Só que isso é futebol, a coisa mais importante dentre as menos importantes. Posicionamento político deveria ser diferente. É de perder as contas o que eu já vi de pessoas que preferem ver o Brasil na merda, sob o benefício de poder derramar críticas odiosas e desfrutar dos louros de profecia feita: “Quem mandou votar em…?! Agora aguenta”. A sensação que dá é de que ninguém quer ver o país melhor, mas sim vencer a discussão.
O petista, quando ficou sabendo que Lula poderia ser preso, ao invés de comemorar que um crime de corrupção foi descoberto, se abateu em profunda tristeza. O tucano, quando leu que em breve pode sujar também para Aécio, caiu em imediata lamentação. Qual é o nosso real objetivo nisso tudo? Antes, as pessoas iam para as ruas pedir saúde e educação, hoje elas pedem a cabeça de alguém.
Estamos vivendo a era da paixão (ou do ódio, talvez) político, guiado pelo mesmo sentimento que nos leva a um estádio.
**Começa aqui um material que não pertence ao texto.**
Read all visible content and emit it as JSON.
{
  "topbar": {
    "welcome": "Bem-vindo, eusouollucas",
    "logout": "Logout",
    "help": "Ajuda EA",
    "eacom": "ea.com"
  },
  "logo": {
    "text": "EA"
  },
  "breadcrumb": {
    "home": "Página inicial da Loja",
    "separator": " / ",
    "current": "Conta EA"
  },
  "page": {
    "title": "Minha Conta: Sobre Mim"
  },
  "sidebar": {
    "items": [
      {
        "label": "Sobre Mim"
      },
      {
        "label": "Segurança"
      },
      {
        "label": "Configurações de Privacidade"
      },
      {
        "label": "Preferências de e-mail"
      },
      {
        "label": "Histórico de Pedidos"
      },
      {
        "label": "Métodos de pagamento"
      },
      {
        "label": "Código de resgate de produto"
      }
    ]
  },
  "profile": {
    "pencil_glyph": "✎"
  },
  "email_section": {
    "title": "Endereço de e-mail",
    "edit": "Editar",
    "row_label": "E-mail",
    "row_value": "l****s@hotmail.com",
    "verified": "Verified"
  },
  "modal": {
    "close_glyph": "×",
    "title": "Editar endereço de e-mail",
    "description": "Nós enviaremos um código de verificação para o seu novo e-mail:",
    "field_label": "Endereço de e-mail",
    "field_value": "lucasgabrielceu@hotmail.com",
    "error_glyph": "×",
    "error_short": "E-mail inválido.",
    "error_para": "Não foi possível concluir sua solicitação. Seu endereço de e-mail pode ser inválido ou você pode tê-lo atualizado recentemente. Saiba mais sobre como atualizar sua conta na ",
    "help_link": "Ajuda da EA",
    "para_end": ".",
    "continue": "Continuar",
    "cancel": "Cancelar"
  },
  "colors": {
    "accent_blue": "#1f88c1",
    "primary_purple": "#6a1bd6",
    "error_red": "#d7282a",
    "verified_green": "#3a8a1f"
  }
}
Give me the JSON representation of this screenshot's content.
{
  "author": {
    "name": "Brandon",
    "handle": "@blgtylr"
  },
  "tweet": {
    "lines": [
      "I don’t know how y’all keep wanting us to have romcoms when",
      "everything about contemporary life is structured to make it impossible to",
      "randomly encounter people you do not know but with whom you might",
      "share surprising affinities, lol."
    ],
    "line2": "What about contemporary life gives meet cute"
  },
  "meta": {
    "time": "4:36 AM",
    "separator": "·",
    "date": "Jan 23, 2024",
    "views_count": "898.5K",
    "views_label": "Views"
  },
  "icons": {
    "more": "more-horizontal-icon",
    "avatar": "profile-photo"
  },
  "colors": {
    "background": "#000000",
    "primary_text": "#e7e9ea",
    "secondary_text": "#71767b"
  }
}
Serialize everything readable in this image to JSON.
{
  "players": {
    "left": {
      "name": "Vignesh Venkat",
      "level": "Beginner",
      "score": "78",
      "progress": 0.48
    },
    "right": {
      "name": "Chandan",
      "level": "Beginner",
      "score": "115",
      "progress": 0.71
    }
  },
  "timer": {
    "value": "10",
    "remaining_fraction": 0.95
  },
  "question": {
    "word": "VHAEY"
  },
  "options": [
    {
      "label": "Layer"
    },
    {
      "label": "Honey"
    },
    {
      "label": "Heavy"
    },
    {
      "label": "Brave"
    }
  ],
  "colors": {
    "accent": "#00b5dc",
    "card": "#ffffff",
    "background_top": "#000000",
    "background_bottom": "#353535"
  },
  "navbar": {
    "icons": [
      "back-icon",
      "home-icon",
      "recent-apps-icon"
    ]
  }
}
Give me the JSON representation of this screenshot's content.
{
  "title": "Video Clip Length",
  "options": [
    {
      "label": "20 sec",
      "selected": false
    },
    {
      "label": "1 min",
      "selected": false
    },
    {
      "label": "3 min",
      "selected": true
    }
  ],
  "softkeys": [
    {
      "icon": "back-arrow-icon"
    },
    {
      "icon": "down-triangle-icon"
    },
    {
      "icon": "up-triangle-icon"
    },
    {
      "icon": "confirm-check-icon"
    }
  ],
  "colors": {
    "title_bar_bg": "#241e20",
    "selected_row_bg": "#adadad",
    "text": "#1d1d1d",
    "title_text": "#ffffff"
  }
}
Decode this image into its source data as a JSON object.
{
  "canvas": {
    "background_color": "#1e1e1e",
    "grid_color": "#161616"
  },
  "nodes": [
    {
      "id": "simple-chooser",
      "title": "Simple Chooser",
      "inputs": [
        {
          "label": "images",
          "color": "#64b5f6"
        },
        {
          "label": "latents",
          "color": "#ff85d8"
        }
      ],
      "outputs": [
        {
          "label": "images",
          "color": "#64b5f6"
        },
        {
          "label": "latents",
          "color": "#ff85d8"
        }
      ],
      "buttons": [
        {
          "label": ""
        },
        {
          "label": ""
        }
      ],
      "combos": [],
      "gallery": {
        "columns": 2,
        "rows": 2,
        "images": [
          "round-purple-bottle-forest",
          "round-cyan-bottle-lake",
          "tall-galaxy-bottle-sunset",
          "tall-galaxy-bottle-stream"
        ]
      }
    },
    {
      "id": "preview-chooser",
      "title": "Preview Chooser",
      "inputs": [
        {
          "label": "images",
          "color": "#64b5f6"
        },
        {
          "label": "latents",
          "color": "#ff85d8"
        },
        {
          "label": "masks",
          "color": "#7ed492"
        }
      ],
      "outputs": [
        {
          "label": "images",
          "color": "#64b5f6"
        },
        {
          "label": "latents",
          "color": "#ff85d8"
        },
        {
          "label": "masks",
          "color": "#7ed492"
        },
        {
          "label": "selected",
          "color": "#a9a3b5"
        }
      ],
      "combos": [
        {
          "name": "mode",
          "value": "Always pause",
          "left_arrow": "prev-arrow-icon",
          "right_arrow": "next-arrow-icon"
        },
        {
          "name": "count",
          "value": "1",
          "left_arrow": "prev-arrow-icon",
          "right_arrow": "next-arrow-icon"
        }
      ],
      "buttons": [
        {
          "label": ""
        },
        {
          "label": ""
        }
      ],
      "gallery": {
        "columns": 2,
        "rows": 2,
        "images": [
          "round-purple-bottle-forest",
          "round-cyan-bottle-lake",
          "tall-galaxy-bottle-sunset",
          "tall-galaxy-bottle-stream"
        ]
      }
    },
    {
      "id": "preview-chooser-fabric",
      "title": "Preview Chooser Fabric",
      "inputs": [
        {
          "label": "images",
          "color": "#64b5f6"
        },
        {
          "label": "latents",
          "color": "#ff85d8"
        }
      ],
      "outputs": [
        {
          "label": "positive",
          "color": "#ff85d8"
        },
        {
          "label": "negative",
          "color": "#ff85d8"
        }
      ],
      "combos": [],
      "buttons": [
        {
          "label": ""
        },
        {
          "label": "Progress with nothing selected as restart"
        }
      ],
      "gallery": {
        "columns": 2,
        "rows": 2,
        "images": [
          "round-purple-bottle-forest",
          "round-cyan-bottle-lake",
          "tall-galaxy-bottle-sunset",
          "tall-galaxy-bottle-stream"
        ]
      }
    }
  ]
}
Domingo agora, é dia de clássico: “os coxinhas x os pão com mortadela”, com direito a torcida organizada, bandeiras, transmissão ao vivo pela TV em horário nobre, placar eletrônico, comentarista de arbitragem, buzinaço em cada voto (gol), tirada de sarro com o amigo que torce para o adversário e comemoração do título em praça pública.
A única diferença, é que no futebol os objetivos são distintos. A vitória de um time significa, necessariamente, a derrota do outro; essa é a essência do esporte. Na política, antes eu achava que as divergências de opinião eram meras pluralidades na forma de entender os meios para um objetivo em comum. Hoje, está claro que os meios, na verdade, são os fins e que para a maioria, pouco importa o Brasil, o que vale é ver o partido de coração triunfar.